P1Donor-Vote Alignment
significantTrigger: Votes benefiting major donor sectors within 90 days of large contribution
Mitigating factors: Small donor ratio, party-line vote, broad bipartisan support
P2Stock-Committee Overlap
noteworthyTrigger: Securities holdings in sectors under committee jurisdiction
Mitigating factors: Blind trust, index fund, pre-scheduled trade, broad market ETF
P3Stock-Vote Timing
criticalTrigger: Trades within 30 days before/after votes affecting the security's sector
Mitigating factors: Pre-scheduled, blind trust, loss-generating trade, broad index
P4Business-Legislation Connection
significantTrigger: Introducing or championing bills benefiting businesses with financial ties
Mitigating factors: Broad economic benefit, constituent demand, bipartisan effort
P5Donor-Committee Jurisdiction
noteworthyTrigger: Significant donations from sectors under the politician's committee jurisdiction
Mitigating factors: Industry-standard levels, constituent employers, small donor offset
S1Donor-Legislation Beneficiary
significantTrigger: Legislation directly benefiting specific donor entities
Mitigating factors: Broad beneficiary pool, consumer benefit, prior advocacy record
S2Revolving Door
noteworthyTrigger: Post-service employment patterns with previously regulated entities
Mitigating factors: Cooling off period compliance, different sector, public service track record
S3Bundled Influence
criticalTrigger: Multiple conflict patterns co-occurring for the same entity/sector
Mitigating factors: Independent verification of each sub-pattern, context assessment confirms routine
Severity Thresholds
Flags de-escalate one severity level when 2+ mitigating factors are confirmed present.
Data Source Tiers
Data is classified into four reliability tiers.
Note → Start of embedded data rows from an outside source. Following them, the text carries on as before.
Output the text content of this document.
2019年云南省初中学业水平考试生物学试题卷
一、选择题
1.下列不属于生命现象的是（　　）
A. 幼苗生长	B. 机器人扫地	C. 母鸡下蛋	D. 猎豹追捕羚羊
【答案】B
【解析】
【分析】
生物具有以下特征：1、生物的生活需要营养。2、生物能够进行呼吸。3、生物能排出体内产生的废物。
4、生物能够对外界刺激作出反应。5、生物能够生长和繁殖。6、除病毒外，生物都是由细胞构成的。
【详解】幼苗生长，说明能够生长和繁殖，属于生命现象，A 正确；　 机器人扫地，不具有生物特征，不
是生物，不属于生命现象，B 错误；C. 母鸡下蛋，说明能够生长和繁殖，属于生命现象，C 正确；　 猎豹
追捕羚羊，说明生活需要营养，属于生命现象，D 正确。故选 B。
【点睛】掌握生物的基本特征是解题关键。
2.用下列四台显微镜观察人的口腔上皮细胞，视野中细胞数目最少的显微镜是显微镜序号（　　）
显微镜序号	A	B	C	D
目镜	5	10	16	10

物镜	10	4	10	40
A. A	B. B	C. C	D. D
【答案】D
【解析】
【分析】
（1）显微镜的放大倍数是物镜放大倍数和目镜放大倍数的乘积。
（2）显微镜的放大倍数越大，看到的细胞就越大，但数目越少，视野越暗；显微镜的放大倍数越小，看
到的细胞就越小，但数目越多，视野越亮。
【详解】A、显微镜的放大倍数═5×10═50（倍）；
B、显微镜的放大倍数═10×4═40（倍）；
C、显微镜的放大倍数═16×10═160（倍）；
Higher-tier data takes precedence in conflicts.
Government Records
Congress.gov, FEC filings, OGE disclosures, STOCK Act reports, official press releases
Primary authoritative data — highest confidence
Regulatory & Watchdog
OpenSecrets, GovTrack, ProPublica Congress API, CRP sector classifications
Curated secondary data — high confidence with cross-reference
AI-Extracted
Campaign speech transcripts, press conference analysis, social media statements
Claude-extracted with confidence scoring — requires verification
Community
User submissions via moderated community contribution pipeline
Multi-stage review (automated → AI → peer → staff) before incorporation
Fairness Safeguards
Balanced Assessment
Every conflict flag includes both a "case against" and "case for" the politician, generated by AI with structured prompts that mandate both perspectives.
Prohibited Language
Scoring and assessment text is screened for partisan language, inflammatory terms, and editorializing. Only factual, neutral language is used in scores and summaries.
Peer Comparison
Individual metrics are contextualized against chamber percentiles. A politician isn't penalized for behaviors common across all members (e.g., industry-standard PAC contributions).
Mitigating Factors
Each conflict pattern has specific mitigating factors that are actively checked. When 2+ are present, severity is automatically de-escalated by one level.
Known Limitations
Data Gaps
Not all politicians have complete data across all 10 dimensions. State-level officials may have fewer federal data sources. The composite score adjusts by only averaging available dimensions.
AI Confidence
AI-extracted promises and context assessments carry confidence scores. Lower-confidence extractions are flagged and weighted accordingly. Community verification helps improve accuracy over time.
Timing Lag
Financial disclosure data can lag by 30–45 days. Vote data is typically available within 24 hours. Promise status updates depend on legislative calendar and news cycle coverage.
Causation vs. Correlation
Conflict flags identify patterns of potential concern, not proven wrongdoing. A donor-vote alignment flag means the pattern exists, not that the donation caused the vote.